Interpretação alternativa para isso é oferecida por Alvito de Souza (1996 e 1998), que usa o conceito de cultura da honra, retirado do seu contexto mediterrâneo, para explicar os conflitos entre jovens nas favelas de Acari no Rio de Janeiro, assim como os embates entre eles e a polícia. Cecchetto (1997 a e b) usa a idéia de etos guerreiro para entender a ambivalência da violência — entre a rixa e o baile, entre a destruição e a sociabilidade — nas galeras funk cariocas. Adorno e Cardia (1997) generalizam o etos da virilidade para todos os homens das classes populares de modo a explicar a solução violenta dos "conflitos intersubjetivos" cada vez mais comuns entre eles na cidade de São Paulo. Na mesma tecla, Diógenes interpreta esse etos como o "retorno do recalcado". Afirma que violência generaliza-se, "deslocaliza-se", "rompe fronteiras", "dessacraliza dualidades", mas são os "novos excluídos" que "rompem as barreiras delimitadoras da cidade da ordem e da cidade da desordem". Para ela, a violência, na sua positividade, serve à diferença: demanda o reconhecimento dela, forma redes de sociabilidade e de micropoderes ou "solidariedades fechadas" que deixam "muitas vezes, atrás de si, marcas de sangue e de lágrimas". Não é um mal, apesar disso. Não exige intervenção.

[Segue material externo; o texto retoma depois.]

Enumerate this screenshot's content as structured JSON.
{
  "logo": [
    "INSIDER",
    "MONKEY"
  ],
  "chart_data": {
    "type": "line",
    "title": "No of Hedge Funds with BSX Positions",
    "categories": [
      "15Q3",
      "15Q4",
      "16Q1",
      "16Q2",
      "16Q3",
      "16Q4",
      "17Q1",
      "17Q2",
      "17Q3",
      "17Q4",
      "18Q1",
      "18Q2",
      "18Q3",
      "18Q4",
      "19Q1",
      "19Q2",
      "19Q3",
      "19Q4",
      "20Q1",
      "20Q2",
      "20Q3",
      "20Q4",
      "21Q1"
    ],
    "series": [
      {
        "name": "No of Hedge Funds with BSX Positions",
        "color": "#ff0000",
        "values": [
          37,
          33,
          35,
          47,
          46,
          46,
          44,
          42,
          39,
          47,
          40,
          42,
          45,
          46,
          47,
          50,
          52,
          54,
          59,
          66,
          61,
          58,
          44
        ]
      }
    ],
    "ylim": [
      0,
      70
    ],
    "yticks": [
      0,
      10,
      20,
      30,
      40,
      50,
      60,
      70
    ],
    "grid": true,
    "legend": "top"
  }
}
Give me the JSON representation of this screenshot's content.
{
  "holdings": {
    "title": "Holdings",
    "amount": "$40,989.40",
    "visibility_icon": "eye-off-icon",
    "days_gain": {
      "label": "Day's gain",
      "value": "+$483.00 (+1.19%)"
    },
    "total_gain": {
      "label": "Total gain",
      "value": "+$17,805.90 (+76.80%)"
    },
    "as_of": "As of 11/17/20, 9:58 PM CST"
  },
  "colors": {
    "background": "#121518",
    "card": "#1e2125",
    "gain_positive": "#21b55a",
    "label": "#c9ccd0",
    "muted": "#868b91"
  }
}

Essas interpretações ficam, todavia, incompletas quando se considera o contexto nacional e transnacional da cultura globalizada e do crime negócio, também visto de diferentes perspectivas pelos autores mencionados. Isso só ficou claro para nós quando ouvimos a presidente de uma das associações de moradores contar, chorando, em 1988, como as armas de fogo chegavam até o bairro e eram postas nas mãos dos adolescentes pobres, trazidas de carro por desconhecidos. Estes adolescentes, em plena fase de fortalecimento da identidade masculina, aprendiam rápido um novo jogo mortal para afirmá-la, devido à facilidade de obter armas. Havia, então, um fluxo de recursos — armas, drogas e até dinheiro — cuja fonte transcendia a prática fatal dos adolescentes pobres. O escopo da análise teve de ser ampliado até incluir a organização transnacional dos cartéis das drogas e de outras mercadorias negociadas ilegalmente, além, é claro, das instituições locais — a polícia e a Justiça — com as quais esses adolescentes e jovens adultos se mantinham em permanente contato e das quais viviam fugindo (Zaluar, 1993 a, b e c e 1994 a e b). A concepção da violência — no seu excesso e nos seus efeitos maléficos sobre os próprios jovens e seus vizinhos — tornava-se cada vez mais complexa.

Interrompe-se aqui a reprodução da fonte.